Comment from tfawcus
Exceptional
This work has reached the exceptional level

If there's anyone on site who doesn't know what post-traumatic stress disorder is all about, they need to read this. It's about as clear a description of the recurring nightmare as anyone could give. I don't see how anyone else in this contest can come within a mile this one.

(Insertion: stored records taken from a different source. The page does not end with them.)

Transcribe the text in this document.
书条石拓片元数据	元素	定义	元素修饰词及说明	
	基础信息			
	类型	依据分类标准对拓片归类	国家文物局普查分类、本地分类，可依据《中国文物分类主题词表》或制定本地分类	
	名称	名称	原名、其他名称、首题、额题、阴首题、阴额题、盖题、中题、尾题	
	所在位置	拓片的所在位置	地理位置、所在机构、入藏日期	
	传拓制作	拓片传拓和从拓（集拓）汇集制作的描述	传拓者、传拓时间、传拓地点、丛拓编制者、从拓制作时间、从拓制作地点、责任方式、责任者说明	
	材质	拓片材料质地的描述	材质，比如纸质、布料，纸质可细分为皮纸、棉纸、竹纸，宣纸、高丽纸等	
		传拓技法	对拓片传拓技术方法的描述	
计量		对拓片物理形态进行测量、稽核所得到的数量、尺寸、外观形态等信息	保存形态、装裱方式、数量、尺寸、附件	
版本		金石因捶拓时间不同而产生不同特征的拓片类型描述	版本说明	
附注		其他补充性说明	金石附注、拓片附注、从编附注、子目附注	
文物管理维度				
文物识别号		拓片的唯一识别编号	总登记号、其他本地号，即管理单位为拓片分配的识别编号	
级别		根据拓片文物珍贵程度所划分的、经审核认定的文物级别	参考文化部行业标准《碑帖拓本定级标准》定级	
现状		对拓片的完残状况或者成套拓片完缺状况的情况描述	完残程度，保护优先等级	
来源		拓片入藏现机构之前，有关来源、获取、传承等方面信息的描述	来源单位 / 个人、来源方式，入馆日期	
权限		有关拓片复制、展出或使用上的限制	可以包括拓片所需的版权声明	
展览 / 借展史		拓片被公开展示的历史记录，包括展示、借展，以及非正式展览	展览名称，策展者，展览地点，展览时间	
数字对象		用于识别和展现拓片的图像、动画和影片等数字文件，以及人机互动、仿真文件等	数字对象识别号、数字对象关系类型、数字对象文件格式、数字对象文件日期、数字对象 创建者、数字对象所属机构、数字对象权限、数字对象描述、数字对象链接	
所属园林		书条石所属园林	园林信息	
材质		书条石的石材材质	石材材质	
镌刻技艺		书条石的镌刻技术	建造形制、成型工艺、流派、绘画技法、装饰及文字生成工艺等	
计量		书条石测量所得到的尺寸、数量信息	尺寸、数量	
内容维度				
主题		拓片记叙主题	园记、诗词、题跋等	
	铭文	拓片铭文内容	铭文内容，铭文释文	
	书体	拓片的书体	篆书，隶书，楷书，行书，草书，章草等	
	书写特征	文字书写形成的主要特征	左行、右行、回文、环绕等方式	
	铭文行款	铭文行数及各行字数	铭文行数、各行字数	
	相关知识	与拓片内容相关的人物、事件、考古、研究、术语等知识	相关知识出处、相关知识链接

 Comment Written 20-Nov-2018


reply by the author on 20-Nov-2018
    Thanx so much for the wonderful stars and especially for your comments and 'vote of confidence' -- all mean more than you know. :) ;) ;) Thanx for stopping by -- always appreciate hearing from you! :) ;) Have a wonderful Thanxgiving! :) ;)
Comment from beizanten
Excellent
Not yet exceptional. When the exceptional rating is reached this is highlighted

A dark yet intriguing first paragraph that easily entice us reader to read more, well done! an interesting plotline and characters. You describe the characters situation and their emotion well

 Comment Written 20-Nov-2018


reply by the author on 20-Nov-2018
    Thanx for stopping by, beizanten -- appreciate the read and review! :) ;) Know that you're welcome to stop by anytime, sir -- have a wonderful Thanxgiving (if you're American!) and simply a wonderful week! :) ;)
Comment from gene roush
Good
Not yet exceptional. When the exceptional rating is reached this is highlighted

This is good.
You build and hold the tension nicely.
It seems to that there are a few things that you might want to look at.
You do a nice job of avoiding tags on dialogue, but introductions and speech still need to be in the same paragraph.
Then, of course, Jordan - Stephanie when it was just she and him - would have to intervene with her maybe not-so-feminine ways.
"Sit down! Neither of you should use that term since no one here seems to think either of you have one anyway!"
Is an example.
I found stuff like "And even though he outsized her greatly at nearly six feet and over two hundred pounds - and that was before he started working out regularly ", confusing rather than defining imagery.
The story closes well.
Art is subjective, my view is personal. I hope it's helpful.
You're a talented writer. Thanks for sharing, and good luck in the contest.
Gene

 Comment Written 19-Nov-2018


reply by the author on 19-Nov-2018
    Thank you for your read and review, Gene -- no matter how many times you read your own work, you KNOW what you wanted and meant to say so things PRETTY much look RIGHT about the fifth or sixth time through, so I very much your taking the time to walk through it for me. Took care of those items -- and do appreciate your eyes and comments. :) ;) :) ;) Take care and have a Happy Thanxgiving! :)
reply by gene roush on 20-Nov-2018
    Sure thing
    We all need help. That's why we're here.